Crítica da sociologia de um Brasil que não é - José de Souza Martins (Jornal da USP)

 Crítica da sociologia de um Brasil que não é

Por José de Souza Martins, Professor Emérito da Faculdade de Filosofia, Letras e Ciências Humanas da USP

Jornal da USP, 17/07/2024

Há alguns anos publiquei o livro Poder do Atraso – Ensaios de sociologia da história lenta, que contém duas conferências que fiz na Universidade de Londres, em 1994. Uma, sobre “Clientelismo e corrupção no Brasil contemporâneo” e outra sobre “A aliança entre capital e propriedade da terra no Brasil: A aliança do atraso”. Nelas analiso a dimensão política das peculiaridades estruturais e históricas da sociedade brasileira, o que muda apenas lentamente, sem superações significativas e definitivas.

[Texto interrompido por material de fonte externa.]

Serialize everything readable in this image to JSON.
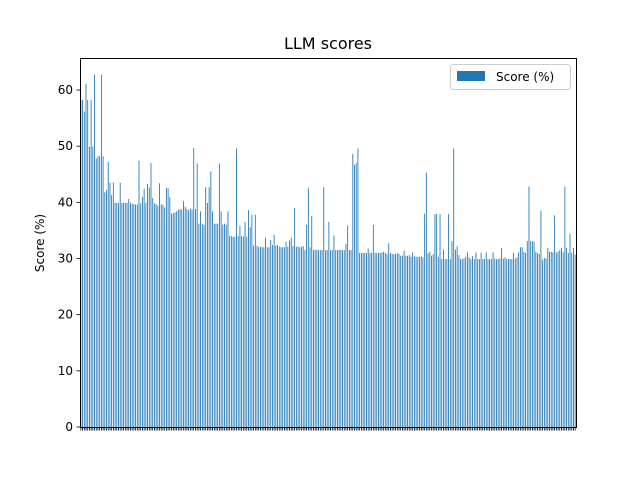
{
  "chart_data": {
    "type": "bar",
    "title": "LLM scores",
    "xlabel": "",
    "ylabel": "Score (%)",
    "ylim": [
      0,
      65.7
    ],
    "yticks": [
      0,
      10,
      20,
      30,
      40,
      50,
      60
    ],
    "grid": false,
    "legend_position": "top-right",
    "bar_color": "#1f77b4",
    "series": [
      {
        "name": "Score (%)",
        "values": [
          58.2,
          58.2,
          56.2,
          61.1,
          58.2,
          49.9,
          58.2,
          49.9,
          62.7,
          47.8,
          48.2,
          48.2,
          62.7,
          48.2,
          41.8,
          42.2,
          47.2,
          43.5,
          41.3,
          43.5,
          39.9,
          39.9,
          39.9,
          43.5,
          39.9,
          39.9,
          39.9,
          39.9,
          40.6,
          39.9,
          39.7,
          39.7,
          39.6,
          39.6,
          47.4,
          39.8,
          41.0,
          42.4,
          39.9,
          43.3,
          42.6,
          47.0,
          40.8,
          39.8,
          39.7,
          39.4,
          43.4,
          39.6,
          39.6,
          39.1,
          42.6,
          42.5,
          40.9,
          38.0,
          38.1,
          38.2,
          38.4,
          38.7,
          38.8,
          38.7,
          40.2,
          39.2,
          38.8,
          38.6,
          38.9,
          38.7,
          49.7,
          38.8,
          46.9,
          36.2,
          38.4,
          36.2,
          36.0,
          42.7,
          39.9,
          42.7,
          45.5,
          38.4,
          36.2,
          36.2,
          36.2,
          46.9,
          38.4,
          36.0,
          36.2,
          36.0,
          38.4,
          34.0,
          34.0,
          33.9,
          33.8,
          49.6,
          34.0,
          35.8,
          34.0,
          33.9,
          36.5,
          33.9,
          38.6,
          35.6,
          37.8,
          32.3,
          37.8,
          32.3,
          32.0,
          32.1,
          32.0,
          32.0,
          33.7,
          32.0,
          32.0,
          33.3,
          32.4,
          34.2,
          32.3,
          32.4,
          32.1,
          32.0,
          32.0,
          32.0,
          33.0,
          32.1,
          33.2,
          33.7,
          32.2,
          39.0,
          32.1,
          32.1,
          32.0,
          32.1,
          32.2,
          31.5,
          36.0,
          42.6,
          32.0,
          37.6,
          31.5,
          31.6,
          31.5,
          31.5,
          31.5,
          31.5,
          42.7,
          31.5,
          31.5,
          36.5,
          31.5,
          31.5,
          34.1,
          31.5,
          31.5,
          31.6,
          31.5,
          31.5,
          31.5,
          32.6,
          35.9,
          31.5,
          31.5,
          48.6,
          46.7,
          47.0,
          49.6,
          31.0,
          31.0,
          31.0,
          31.0,
          31.0,
          31.8,
          31.0,
          31.0,
          36.0,
          31.0,
          31.0,
          31.0,
          31.0,
          31.0,
          31.2,
          31.0,
          30.8,
          32.7,
          31.0,
          30.8,
          30.8,
          30.8,
          31.0,
          30.8,
          30.5,
          30.5,
          31.4,
          30.5,
          30.5,
          30.6,
          30.3,
          31.1,
          30.4,
          30.3,
          30.3,
          30.3,
          30.4,
          30.2,
          38.0,
          45.3,
          30.9,
          31.2,
          30.5,
          30.8,
          37.9,
          37.9,
          30.3,
          37.9,
          29.9,
          31.6,
          29.9,
          29.9,
          37.9,
          29.9,
          33.1,
          49.6,
          31.6,
          32.2,
          30.6,
          29.9,
          29.9,
          30.0,
          30.3,
          31.1,
          30.2,
          29.9,
          30.4,
          29.9,
          31.1,
          29.9,
          29.9,
          31.0,
          29.9,
          29.9,
          31.1,
          29.9,
          29.9,
          29.9,
          31.1,
          30.0,
          29.9,
          29.9,
          30.0,
          31.9,
          30.0,
          30.2,
          29.9,
          29.9,
          29.9,
          29.9,
          31.0,
          30.0,
          30.2,
          31.1,
          32.0,
          32.0,
          31.2,
          31.0,
          33.1,
          42.8,
          33.1,
          33.1,
          33.0,
          31.2,
          31.0,
          30.8,
          38.5,
          29.8,
          30.1,
          30.0,
          31.9,
          31.2,
          31.2,
          31.1,
          37.7,
          31.1,
          31.2,
          31.5,
          31.9,
          31.1,
          42.8,
          31.9,
          31.0,
          34.4,
          31.0,
          31.9,
          30.7
        ]
      }
    ]
  }
}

Desde minhas primeiras pesquisas, em 1965, tenho me interessado pelos fatores e causas do atraso desta sociedade. Os que discrepam em relação às sociedades que produziram o conhecimento inaugural de um objeto científico original e primevo, a sociologia.

A sociologia já estava nascendo quando o Brasil ainda tinha legalmente escravidão. E apenas esboçava a adoção de um pensamento propriamente sociológico em obras até hoje referenciais de Joaquim Nabuco e de Euclides da Cunha. E até numa obra surpreendente de Machado de Assis, O Alienista, um personagem alienado, louco e poderoso ao mesmo tempo. Até hoje um persistente traço do nosso caráter nacional e das nossas limitações políticas.

No nascimento da república antirrepublicana de 1889, os republicanos militares do golpe de Estado contra os republicanos civis do partido nascido em Itu, em 1873, acabou se definindo na bandeira pelo mote positivista e sociológico de “ordem e progresso”. Uma opção estrangeira e estranha.

Num clássico do pensamento social brasileiro, Alberto Torres estranhava as nossas estranhezas, o que em nós tem sido postiço, ao comentar que só tivéramos ordem na escravidão, o que era verdade: a ordem da sujeição pessoal do escravo e do confinamento estamental dos brancos. Uma ordem antirrepublicana e a ordem diversa da concebida por Augusto Comte e os positivistas. Aqui a ordem foi concebida pelo positivismo militar como expressão da carência de repressão, para enquadramento do povo nos rigores da lei para contrabalançar a liberdade mais ou menos inevitável, como a da abolição. A ordem desse imaginário fora do lugar era e tem sido o sucedâneo da chibata e do tronco do feitor de senzala. Ainda em 1557, escrevendo de Salvador, diz o padre Manoel da Nóbrega sobre os nativos serrem “gente de condição mais de feras bravas que de gente racional, e ser gente servil que se quer por medo…”

O uso da violência física, ainda hoje, no Brasil, nas situações de escravidão por dívida, repete o que se tornou um modo de dominação nas relações laborais. Uma lenta demora própria de nossa história lenta. Não é estranho que num País formalmente capitalista subsistam formas não capitalistas de trabalho.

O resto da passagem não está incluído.